Experimentation

An experiment is an hypothesis driven exploration to uncover knowledge that can be used to improve a company or product.

When you’re not certain of the right answer, the best approach is to have a portfolio, a range of bets that reward us with resilience and significant upside.

Insight is derived from action, not analysis: you only learn to improve your business when you test control factors, not when you discover them.

A/B Test (Including multivariate tests) are randomized controlled experiment where a single success metric is measured to determine which variant performs the best.

Normally this will consist of two groups: A control and test group, but it could also be implemented with multiple test groups (a multivariate test). The goal of an A/B test is to reach a statistically significant result, i.e. you can say that one variant is better than the other with a high level of confidence that observed difference did not occur by chance. While A/B testing is a very powerful conversion optimization instrument, it requires lots of hard work. Most of your experiments will not produce a significant result.

Tooling built on the right principles can provide the foundation for a culture of experimentation. Experimentation platforms should be transparent and open such that anyone can create an experiment and everyone can see the historical experiments that have been run — including hypothesis, experimental design, and results. Social layers such as commenting and version control allow for peer review and peer-to-peer education. Sharing functionality to make it easy to link to experiments in emails, slack, or other communication channels reinforces experimental literacy. Workflows which abstract statistical concepts and make it easier for people to understand what experiments are reduce the perceived barrier to entry and make it easier for people to engage. All together, these principles help cultivate and reinforce experimental literacy within your organization.

Running Experiments

We do not live in an ideal world, so we need to be very deliberate and thoughtful in how we approach experimentation design and analysis.

Generate hypotheses based on actual observations. All experiments should have a hypothesis in plain English.
Do not simply copy what other companies are doing (do not assume that other companies tested and validated something).
Choose one primary metric in advance to determine “winner” while keeping a few guardrail metrics.
You’re probably not measuring what you thought you were measuring. But if you measure enough different stuff, you might figure out what you’re actually measuring.
- Log generously.
Stack rank all ideas based on level of effort and potential impact — also required sample size/run time to get results.
Continuously validate tracking implementation.
Think carefully when choosing your randomization unit.
Run more A/A tests.
The best two places to run an A/B test: In early planning(what kinds of story do people want) and when adding finishing touches(alternative versions of a scene).
Remember, you’re measuring averages.
A great way to help people understand the importance of healthy scrutiny and how our biases work can be to do a session where people guess the impact of an A/B test before you reveal it.

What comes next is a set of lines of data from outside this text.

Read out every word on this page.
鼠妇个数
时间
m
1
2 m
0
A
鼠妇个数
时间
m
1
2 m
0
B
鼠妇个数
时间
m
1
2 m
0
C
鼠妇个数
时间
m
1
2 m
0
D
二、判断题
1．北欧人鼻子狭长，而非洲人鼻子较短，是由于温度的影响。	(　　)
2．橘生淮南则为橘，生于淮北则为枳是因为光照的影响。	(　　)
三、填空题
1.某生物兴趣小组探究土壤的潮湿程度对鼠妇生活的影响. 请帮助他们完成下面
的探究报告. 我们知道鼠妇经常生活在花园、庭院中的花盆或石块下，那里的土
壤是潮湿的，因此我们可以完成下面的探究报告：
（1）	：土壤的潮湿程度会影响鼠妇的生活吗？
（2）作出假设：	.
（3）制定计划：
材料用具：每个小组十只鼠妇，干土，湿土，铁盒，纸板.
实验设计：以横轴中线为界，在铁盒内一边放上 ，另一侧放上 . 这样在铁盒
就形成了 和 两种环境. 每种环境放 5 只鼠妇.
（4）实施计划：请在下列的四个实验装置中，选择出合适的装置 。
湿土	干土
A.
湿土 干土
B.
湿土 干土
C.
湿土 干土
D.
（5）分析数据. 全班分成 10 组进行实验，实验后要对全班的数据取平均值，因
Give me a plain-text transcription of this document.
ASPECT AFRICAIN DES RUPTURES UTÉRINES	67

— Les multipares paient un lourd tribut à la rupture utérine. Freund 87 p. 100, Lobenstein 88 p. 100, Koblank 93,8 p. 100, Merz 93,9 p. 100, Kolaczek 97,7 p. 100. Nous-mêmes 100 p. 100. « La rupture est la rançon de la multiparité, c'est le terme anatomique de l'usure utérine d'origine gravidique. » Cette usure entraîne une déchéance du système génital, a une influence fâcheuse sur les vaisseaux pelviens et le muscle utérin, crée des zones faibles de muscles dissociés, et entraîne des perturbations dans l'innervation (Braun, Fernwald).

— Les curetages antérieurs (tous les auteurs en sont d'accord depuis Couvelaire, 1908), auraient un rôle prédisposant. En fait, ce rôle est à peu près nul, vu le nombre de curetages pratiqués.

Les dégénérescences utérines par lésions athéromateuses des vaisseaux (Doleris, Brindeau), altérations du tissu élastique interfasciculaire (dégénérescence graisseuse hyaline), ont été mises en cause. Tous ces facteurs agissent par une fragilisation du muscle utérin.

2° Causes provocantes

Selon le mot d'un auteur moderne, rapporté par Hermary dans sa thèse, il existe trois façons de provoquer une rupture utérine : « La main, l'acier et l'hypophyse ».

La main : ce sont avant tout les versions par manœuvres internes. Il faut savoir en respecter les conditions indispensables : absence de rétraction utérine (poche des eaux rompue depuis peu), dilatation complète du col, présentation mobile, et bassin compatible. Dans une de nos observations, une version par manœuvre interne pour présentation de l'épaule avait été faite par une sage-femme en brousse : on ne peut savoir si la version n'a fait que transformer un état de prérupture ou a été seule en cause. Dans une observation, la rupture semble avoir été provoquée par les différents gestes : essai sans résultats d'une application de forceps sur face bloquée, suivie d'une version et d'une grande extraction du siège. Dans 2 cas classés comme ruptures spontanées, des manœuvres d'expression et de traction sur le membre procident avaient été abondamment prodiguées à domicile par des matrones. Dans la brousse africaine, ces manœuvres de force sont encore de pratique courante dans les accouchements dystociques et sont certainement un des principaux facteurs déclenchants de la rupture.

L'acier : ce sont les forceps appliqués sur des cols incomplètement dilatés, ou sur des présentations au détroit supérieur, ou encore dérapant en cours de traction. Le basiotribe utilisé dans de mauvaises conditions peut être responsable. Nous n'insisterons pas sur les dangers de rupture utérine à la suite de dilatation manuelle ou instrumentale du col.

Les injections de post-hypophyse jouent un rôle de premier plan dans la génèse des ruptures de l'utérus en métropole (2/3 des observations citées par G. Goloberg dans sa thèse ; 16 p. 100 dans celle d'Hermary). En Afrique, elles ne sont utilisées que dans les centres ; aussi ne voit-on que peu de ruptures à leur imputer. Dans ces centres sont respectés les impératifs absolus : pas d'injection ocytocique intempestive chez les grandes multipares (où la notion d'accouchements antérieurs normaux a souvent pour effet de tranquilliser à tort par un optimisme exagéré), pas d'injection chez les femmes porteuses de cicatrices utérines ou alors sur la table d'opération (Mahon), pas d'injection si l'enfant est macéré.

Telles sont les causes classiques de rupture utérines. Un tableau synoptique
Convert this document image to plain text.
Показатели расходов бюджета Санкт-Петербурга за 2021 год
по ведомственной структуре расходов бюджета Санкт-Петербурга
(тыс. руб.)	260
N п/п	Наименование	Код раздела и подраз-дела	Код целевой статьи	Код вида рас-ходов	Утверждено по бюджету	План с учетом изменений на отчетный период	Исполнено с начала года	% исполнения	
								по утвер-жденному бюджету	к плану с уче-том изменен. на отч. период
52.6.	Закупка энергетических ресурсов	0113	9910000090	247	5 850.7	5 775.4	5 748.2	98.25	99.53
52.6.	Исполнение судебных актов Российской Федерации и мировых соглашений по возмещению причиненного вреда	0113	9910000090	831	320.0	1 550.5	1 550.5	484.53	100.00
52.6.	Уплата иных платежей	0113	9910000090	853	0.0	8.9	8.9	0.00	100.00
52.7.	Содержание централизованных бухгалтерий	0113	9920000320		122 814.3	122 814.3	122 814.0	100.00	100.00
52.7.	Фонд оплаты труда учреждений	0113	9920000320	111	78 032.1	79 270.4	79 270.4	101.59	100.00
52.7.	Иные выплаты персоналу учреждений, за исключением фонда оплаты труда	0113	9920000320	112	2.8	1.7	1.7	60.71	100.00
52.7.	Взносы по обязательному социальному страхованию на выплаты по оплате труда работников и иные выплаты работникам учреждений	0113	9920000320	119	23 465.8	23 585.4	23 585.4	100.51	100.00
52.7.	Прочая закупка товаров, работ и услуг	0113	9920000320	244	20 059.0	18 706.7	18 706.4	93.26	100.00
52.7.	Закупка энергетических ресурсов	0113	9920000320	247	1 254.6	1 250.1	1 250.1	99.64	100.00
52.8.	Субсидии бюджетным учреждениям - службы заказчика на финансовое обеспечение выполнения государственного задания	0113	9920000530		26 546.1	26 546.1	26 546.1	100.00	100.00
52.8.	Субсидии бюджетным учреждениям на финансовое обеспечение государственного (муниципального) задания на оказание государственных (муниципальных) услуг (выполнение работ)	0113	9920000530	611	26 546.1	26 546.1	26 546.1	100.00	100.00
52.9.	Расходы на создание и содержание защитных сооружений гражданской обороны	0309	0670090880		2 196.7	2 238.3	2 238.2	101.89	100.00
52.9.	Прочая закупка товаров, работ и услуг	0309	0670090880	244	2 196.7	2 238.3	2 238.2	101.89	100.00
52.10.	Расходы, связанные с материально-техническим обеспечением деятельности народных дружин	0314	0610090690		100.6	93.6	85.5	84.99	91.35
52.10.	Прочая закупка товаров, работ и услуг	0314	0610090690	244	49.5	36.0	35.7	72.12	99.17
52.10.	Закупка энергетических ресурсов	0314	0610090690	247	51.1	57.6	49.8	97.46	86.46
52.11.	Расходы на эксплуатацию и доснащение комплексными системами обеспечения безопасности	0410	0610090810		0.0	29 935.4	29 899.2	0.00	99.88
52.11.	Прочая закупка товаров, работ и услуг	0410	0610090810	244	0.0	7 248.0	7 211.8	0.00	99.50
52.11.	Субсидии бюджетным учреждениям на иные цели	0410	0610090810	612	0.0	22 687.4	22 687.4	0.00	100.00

You can use online calculators to estimate the length of an experiment. If your experiment is estimated to take a very long time, you can go for a different metric with a higher baseline rate or only care about bigger changes.

Experiment Template

Experiment summary:
- We believe that… {describe your hypothesis in one sentence}.
- To verify that, we will… {describe your test in one sentence}.
- And we’ll measure the impact on… {metrics}.
Hypothesis. What are we expecting to happen? What can we monitor to detect problems with this?
Business problem
Supporting data
Required tracking
Expected outcome:
- Define the primary metric that we want the experimentation to move. This is the metric we use to define the rollout scenario.
- Define the secondary metric(s): There are metrics that help us validate and understand in detail why and how the primary metric was impacted-
- Define Guardrail metrics: This helps us ensure we are not harming the business in the long run for short-term gains.
Experiment design & implementation
- Rollout plan
- Implementation checklist (docs are present, tested on staging, marketing coordination, …)
Known Assumptions

Experimentation Mindset

Just because the A/B test doesn’t produce the results you expected doesn’t mean it produced no results. Research scientists who don’t prove their hypothesis don’t say they learned nothing from the experiments, they just write a different paper.

Experimentation unlocks entrepreneurialism, creating a vehicle for teams down the hierarchy to show outsized impact.

Experiment-based thinking will shape business over the coming years.

Everyone can drive business impact. Almost everything is run as an experiment and the experiment is always tied to the most important metric.
Anyone can make a change. With an experiment culture, you can take a lot of small bets, learn what works and double down on these. The best part is that these bets can come from anywhere.
Your team feels a strong sense of ownership. They’re owning their own roadmap and at the end of the quarter, they can look back and point to exactly what impact they had.

Resources

GrowthBook. Open source A/B testing.
GitLab Product Experimentation and Growth Experimentation handbooks.